The methane drainage in liquid-saturated coal is directly related to the multiphase flow in complex geological structures. In this study, the pore-fracture dynamic evolution induced by in-situ stress and the corresponding gas-liquid migration and morphology characteristics were investigated by a self-developed online LF-NMR triaxial stress system. The dynamic variation, obvious change, and slight response were occurred at the migration pore (MP>3ms), percolation pore (0.3ms < PP < 3ms), and adsorption pore (AP<0.3ms) with the increased stress, and development of gas channel was contributed by MP (15%–20%), AP (5%–10%), and PP(0–5%) responding to the gas flooding. The pore-fracture successively experienced compression, dilation, expansion, and coalescence, and PP and MP dominated the fracture initialization and connection.
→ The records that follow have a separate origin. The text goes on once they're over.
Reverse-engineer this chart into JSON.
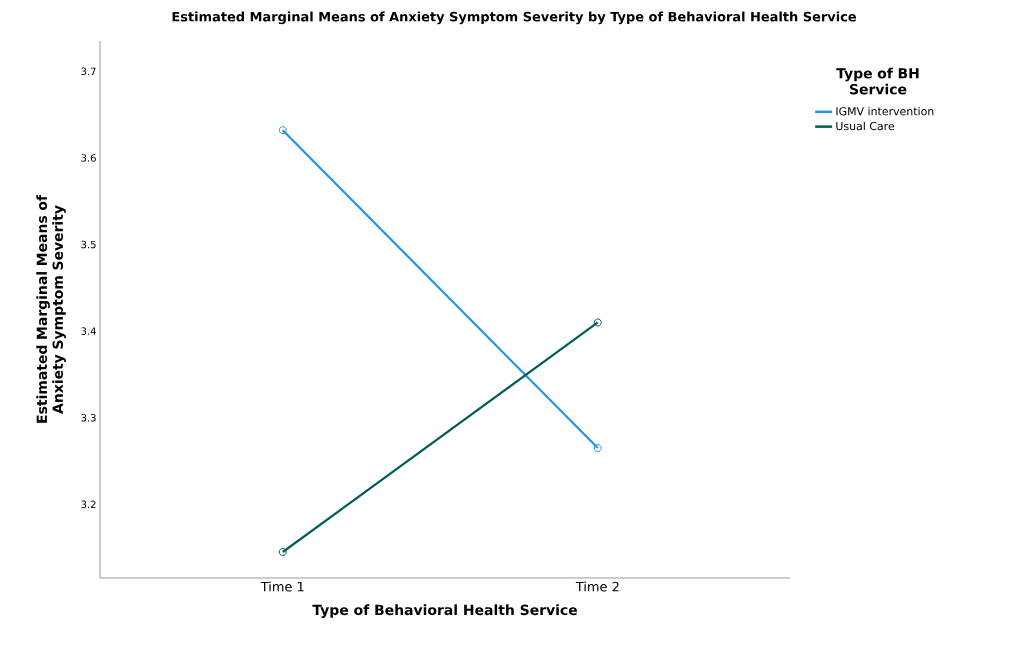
{
  "chart_data": {
    "type": "line",
    "title": "Estimated Marginal Means of Anxiety Symptom Severity by Type of Behavioral Health Service",
    "xlabel": "Type of Behavioral Health Service",
    "ylabel": "Estimated Marginal Means of Anxiety Symptom Severity",
    "legend_title": "Type of BH Service",
    "categories": [
      "Time 1",
      "Time 2"
    ],
    "series": [
      {
        "name": "IGMV intervention",
        "color": "#1f94e6",
        "values": [
          3.632,
          3.265
        ]
      },
      {
        "name": "Usual Care",
        "color": "#005c5c",
        "values": [
          3.145,
          3.41
        ]
      }
    ],
    "ylim": [
      3.115,
      3.735
    ],
    "yticks": [
      3.2,
      3.3,
      3.4,
      3.5,
      3.6,
      3.7
    ],
    "grid": false,
    "legend": "top right",
    "marker": "circle",
    "line_style": "solid"
  }
}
The permeability is negatively correlated with the fractal dimension of the pore-fracture structure and is exponentially related to the porosity and MP porosity. The longitudinal shear fracture is beneficial for the gas-liquid migration, and the horizontal tension crack connects the scattered pore and branch fracture. The gas channel was influenced by the liquid capillary pressure and gas jiamin effect in poor pore-fracture and mainly influenced by the gas slippage effect, immiscible behavior, and fracture surface tension force in mature pore-fracture. The optimal gas channel occurred at the crack-propagation period, which was located at around 70% peak strength with 1.5md permeability, high liquid relative permeability and lower gas relative permeability. The findings provide significant insight into methane extraction.